Le temps fait sa pause, les secondes rattrapent les heures, le silence cède sa place, enfin j’entre en scène, comme chaque soir, à la lueur des flammes. Le rythme, le son, les percussions accompagnent ma danse et s’envolent dans mes grands bras. Je ramasse les odeurs, les cendres, j’emporte les rires, les psaumes, les pleurs. Je respire leurs souffles, je soulève leur sol, la poussière du passé, je transcende leurs nuits.
J’embrasse la voix d’une femme qui s’élève et fait briller les étoiles naissantes. Lancinante, troublante, ses mots implorent le ciel et les Dieux, l'enfant qu'elle a perdu. Je sèche ses larmes, je laisse le sel se figer sur les maigres lignes de sa peau noire, rouge du feu qui la réchauffe.
Je circule, je vibre dans les entrelacs de cordes et de mains qui s’agitent et scandent le rythme incessant depuis longtemps.
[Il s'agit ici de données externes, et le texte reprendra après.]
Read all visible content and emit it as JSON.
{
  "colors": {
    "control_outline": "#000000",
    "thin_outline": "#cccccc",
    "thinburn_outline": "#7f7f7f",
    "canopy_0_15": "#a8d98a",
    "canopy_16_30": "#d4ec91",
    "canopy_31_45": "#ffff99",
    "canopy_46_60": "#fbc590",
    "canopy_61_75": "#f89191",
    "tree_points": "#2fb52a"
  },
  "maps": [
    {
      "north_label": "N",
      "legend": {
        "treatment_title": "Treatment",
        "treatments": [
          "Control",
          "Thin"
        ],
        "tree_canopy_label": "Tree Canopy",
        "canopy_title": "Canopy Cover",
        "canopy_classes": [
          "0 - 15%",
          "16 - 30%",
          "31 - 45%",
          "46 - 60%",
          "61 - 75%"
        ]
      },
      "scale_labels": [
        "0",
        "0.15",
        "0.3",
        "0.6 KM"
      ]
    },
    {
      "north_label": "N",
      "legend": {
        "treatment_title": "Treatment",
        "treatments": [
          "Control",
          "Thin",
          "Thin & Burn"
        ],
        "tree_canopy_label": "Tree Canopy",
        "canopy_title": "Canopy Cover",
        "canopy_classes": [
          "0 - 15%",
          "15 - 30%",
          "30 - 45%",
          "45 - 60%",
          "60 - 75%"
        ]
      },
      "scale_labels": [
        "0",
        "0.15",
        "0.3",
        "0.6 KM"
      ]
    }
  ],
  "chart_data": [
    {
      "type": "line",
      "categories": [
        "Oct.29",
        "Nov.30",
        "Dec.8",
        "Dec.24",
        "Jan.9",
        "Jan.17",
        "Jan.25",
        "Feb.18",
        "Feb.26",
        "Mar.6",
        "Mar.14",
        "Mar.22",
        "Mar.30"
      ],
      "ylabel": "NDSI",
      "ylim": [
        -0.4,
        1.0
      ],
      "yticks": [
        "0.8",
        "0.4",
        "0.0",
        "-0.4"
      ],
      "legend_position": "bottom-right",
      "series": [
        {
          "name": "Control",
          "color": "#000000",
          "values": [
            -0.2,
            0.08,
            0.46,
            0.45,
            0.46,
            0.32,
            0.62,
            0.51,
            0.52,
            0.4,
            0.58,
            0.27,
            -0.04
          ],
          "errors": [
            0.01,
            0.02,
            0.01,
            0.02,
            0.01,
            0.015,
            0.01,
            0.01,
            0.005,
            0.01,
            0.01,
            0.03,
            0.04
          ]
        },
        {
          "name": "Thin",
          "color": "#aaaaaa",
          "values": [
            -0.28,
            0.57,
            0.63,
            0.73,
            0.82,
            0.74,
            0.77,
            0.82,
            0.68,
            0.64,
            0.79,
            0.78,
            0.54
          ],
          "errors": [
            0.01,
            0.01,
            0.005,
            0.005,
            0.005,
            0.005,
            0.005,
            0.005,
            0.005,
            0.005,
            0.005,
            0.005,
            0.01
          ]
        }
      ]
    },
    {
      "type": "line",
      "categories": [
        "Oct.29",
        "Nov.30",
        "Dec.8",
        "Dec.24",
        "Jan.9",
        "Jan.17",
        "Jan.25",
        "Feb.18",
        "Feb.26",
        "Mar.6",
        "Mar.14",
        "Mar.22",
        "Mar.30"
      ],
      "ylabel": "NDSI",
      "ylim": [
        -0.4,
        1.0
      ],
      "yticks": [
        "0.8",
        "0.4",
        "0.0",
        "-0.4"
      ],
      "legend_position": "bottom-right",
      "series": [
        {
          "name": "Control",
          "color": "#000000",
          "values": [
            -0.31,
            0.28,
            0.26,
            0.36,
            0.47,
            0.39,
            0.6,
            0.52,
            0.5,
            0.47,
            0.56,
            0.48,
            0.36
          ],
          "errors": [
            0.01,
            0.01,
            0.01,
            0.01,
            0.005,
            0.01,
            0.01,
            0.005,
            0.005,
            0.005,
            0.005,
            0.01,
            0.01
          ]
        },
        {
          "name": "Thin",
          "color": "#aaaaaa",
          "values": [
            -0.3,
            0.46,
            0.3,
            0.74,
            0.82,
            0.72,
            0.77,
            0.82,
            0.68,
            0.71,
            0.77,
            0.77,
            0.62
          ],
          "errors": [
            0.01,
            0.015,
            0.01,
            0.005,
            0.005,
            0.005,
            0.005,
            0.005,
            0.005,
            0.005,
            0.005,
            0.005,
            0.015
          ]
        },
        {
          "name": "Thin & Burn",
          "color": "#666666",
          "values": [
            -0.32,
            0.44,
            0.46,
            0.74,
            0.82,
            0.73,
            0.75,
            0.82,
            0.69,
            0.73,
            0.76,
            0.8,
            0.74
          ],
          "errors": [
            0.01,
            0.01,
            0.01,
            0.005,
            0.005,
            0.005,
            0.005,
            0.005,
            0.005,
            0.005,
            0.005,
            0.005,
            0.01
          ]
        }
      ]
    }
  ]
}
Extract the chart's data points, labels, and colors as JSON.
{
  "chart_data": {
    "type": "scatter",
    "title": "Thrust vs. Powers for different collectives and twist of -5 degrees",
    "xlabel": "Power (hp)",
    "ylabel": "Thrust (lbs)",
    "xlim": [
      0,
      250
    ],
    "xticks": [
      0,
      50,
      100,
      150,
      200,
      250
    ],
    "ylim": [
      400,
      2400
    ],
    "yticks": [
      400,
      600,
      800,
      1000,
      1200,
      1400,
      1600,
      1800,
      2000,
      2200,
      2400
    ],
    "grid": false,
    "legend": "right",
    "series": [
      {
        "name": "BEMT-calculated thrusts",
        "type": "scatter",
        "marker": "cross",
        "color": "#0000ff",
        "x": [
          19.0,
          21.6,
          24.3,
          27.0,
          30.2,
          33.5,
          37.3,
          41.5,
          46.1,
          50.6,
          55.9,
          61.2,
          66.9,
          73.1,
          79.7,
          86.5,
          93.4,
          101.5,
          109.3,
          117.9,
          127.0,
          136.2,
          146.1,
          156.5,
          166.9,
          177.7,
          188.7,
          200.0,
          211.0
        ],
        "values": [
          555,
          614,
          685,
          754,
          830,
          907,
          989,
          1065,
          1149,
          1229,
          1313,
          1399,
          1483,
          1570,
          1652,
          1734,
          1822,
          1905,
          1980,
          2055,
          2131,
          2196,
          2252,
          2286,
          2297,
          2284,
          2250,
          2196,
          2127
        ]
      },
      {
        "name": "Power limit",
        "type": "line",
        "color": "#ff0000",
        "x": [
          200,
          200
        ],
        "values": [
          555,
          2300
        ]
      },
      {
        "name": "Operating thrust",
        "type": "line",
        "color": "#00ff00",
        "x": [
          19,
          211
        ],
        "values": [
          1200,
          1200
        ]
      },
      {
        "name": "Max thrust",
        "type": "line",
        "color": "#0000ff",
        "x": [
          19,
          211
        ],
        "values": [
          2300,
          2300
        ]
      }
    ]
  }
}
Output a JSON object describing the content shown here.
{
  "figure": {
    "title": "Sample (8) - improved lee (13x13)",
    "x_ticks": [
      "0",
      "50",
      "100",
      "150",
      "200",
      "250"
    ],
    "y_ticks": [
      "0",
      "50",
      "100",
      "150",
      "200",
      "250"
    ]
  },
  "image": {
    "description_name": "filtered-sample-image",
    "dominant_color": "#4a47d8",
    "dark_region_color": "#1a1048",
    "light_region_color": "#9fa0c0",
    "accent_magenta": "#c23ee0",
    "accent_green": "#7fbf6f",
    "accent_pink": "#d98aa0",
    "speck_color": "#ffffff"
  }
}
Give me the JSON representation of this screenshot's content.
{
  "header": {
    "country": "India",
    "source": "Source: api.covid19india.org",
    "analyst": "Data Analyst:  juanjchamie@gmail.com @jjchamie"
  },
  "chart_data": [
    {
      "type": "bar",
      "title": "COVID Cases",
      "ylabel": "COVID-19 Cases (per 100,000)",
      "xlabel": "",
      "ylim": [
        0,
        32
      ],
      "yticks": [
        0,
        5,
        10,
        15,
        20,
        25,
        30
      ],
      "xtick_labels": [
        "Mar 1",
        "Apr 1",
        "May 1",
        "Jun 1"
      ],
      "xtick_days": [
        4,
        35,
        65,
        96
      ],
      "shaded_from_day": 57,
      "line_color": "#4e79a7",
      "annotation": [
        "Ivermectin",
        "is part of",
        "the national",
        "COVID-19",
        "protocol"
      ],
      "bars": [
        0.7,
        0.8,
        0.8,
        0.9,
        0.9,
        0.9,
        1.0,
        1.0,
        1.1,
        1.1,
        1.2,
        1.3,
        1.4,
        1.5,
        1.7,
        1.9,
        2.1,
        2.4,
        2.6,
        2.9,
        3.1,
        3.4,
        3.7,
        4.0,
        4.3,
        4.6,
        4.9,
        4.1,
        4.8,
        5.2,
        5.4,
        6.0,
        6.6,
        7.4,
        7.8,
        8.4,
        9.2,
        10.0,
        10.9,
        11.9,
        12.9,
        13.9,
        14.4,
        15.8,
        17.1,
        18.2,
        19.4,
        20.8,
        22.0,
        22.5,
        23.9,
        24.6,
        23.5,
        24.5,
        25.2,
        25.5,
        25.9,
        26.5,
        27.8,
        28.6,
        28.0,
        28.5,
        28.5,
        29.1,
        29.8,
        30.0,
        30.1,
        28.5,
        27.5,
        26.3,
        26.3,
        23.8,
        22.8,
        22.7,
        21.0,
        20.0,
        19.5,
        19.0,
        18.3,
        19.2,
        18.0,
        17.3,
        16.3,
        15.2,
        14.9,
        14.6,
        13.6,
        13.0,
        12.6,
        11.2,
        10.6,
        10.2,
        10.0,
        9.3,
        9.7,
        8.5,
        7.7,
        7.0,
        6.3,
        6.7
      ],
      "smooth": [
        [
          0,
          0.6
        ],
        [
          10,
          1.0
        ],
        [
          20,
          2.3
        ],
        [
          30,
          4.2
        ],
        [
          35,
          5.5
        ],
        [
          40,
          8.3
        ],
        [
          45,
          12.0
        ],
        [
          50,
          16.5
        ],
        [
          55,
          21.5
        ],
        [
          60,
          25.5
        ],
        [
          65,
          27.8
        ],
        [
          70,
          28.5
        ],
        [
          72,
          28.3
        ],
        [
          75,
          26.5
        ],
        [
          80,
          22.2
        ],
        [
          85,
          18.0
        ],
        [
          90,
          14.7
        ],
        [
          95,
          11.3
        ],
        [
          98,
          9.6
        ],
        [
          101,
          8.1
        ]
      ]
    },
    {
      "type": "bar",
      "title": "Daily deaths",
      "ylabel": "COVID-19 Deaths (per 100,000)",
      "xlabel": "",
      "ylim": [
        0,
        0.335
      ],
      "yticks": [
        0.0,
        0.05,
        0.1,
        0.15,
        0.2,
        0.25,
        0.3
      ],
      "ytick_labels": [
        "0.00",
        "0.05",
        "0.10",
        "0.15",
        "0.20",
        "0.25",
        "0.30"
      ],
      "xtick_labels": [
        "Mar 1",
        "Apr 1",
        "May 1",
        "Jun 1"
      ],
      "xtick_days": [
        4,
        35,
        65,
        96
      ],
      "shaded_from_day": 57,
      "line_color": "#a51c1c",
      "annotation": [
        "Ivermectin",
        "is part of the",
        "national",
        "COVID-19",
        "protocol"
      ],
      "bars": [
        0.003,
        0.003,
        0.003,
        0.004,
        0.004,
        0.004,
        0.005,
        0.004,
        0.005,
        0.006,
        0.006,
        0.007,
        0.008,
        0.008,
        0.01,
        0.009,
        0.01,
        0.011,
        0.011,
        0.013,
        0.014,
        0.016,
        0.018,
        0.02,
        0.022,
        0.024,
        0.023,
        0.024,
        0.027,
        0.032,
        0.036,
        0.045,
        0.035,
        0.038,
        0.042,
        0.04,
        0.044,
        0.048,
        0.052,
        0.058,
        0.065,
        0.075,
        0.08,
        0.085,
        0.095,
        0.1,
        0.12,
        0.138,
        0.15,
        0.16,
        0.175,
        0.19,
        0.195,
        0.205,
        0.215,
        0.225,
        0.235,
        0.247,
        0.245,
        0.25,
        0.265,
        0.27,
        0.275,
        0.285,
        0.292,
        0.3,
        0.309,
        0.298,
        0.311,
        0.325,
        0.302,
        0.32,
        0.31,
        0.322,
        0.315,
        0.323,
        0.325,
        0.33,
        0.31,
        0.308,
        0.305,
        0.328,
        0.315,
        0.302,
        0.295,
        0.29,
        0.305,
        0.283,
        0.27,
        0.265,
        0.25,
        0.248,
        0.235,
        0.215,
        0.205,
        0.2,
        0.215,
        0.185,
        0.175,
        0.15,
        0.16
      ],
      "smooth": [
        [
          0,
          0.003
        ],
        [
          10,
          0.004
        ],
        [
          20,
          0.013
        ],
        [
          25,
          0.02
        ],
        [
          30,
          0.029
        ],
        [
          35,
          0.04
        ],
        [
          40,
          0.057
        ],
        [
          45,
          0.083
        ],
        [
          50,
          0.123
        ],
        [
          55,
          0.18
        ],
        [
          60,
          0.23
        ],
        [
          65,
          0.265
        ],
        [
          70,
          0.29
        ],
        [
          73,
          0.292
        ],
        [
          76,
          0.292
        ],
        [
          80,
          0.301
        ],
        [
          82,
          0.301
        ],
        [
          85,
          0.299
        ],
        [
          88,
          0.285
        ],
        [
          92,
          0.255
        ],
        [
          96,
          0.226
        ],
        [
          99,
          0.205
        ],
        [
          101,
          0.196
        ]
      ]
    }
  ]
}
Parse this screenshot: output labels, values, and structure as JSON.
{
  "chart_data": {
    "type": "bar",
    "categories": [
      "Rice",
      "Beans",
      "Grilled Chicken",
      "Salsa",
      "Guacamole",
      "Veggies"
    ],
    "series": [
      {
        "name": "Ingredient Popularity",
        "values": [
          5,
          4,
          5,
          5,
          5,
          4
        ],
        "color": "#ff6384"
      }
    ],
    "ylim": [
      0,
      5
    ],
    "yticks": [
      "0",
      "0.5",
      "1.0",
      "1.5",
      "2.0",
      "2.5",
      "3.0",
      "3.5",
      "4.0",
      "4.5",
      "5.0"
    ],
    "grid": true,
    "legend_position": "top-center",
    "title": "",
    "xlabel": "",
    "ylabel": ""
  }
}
L’obscurité enveloppe l’infiniment petit de son voile infiniment bleu. J’embrasse le néant, j’attise la lumière faiblarde du petit bois en fusion, je suis l’invité des soirs.
Jour comme nuit, je suis le vent courant sur les dunes, le compagnon de route des princes bleus, l'esprit hululant des mille chemins sans fin, des mille chemins, chemins.
Texte de Martine
Pain du désert
Je suis les buissons secs que le chamelier démembre
Je suis le feu de sa pierre
Flamme qui jaillit
Semoule qui roule sous ses doigts
Je suis l'eau rare dans la peau de chèvre.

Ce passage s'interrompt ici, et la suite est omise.